In light of my birthday coming up, I’ve been thinking a lot about the basic silliness of even celebrating birthdays. So you were born. So was everyone else who has ever lived. Is it a good excuse to demand that you get your way for a day, that people must make you cakes, give you gifts, sing you songs?
Growing up, birthdays were frustrating. Since mine was “too close to Christmas,” few kids ever could make it to my parties. I often had one girl friend who I wasn’t even particularly close to who could come over for dinner while the rest of my closer friends had some family commitment or play or whatnot.
In college, my birthday was always in the midst of finals.

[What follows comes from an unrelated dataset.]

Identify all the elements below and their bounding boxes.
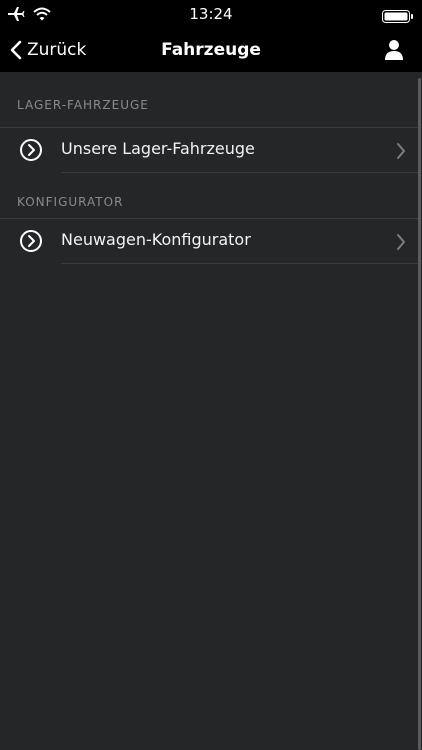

I would give it a solemn nod as it rolled in at midnight and I was still up finishing an essay or studying or practicing for juries. And I was usually sick.
I had a lot of bad birthdays. I hated that special attention was given to those days that I always connected with so much misery. Maybe I wouldn’t remember them so much if they weren’t on a day that was supposedly “special.”
Last year I had an appointment just a couple of days before my birthday and the doctor acknowledged that my symptoms suggested that my baby would be born “any day.” I was 24 weeks pregnant at the time. I spent the weekend of my birthday dissolving into tears, not ready for my tiny baby to come right then. He didn’t, of course, but it really shook my already-scarred views of birthdays.
Then my son died on his birthday, a fact that I was already vividly aware would likely take place. After that, it seems like all the demands that come with celebrating birthdays is like rubbing in my face, “I survived my birthday, so I’m better than your kid. Give me stuff.”
This is all very negative and hyperbolic, but I feel a deep aching towards birthdays and can’t see myself yelling at everyone to acknowledge that I’m “special” because I was born so many years ago on this one day.
I received a card in the mail from the director at the library wishing me a “happy birthday.” Not very heartfelt, not much time had been taken to find the card or send it (it was signed with the director’s name as easily as a warrant), which are all of the things I despise about cards. I thought two things as I slipped the card back into its envelope: 1) After two years of working at the library, this is the first time anyone bothered to acknowledge my birthday (we have endless parties and card-signings for select other folks), and 2) how much more meaningful it would have been to me to have received a sympathy card following my son’s death instead of this birthday card.
I guess you could call me the Scrooge of birthdays. I just am not that excited about them, especially the closer my little boy’s birthday gets.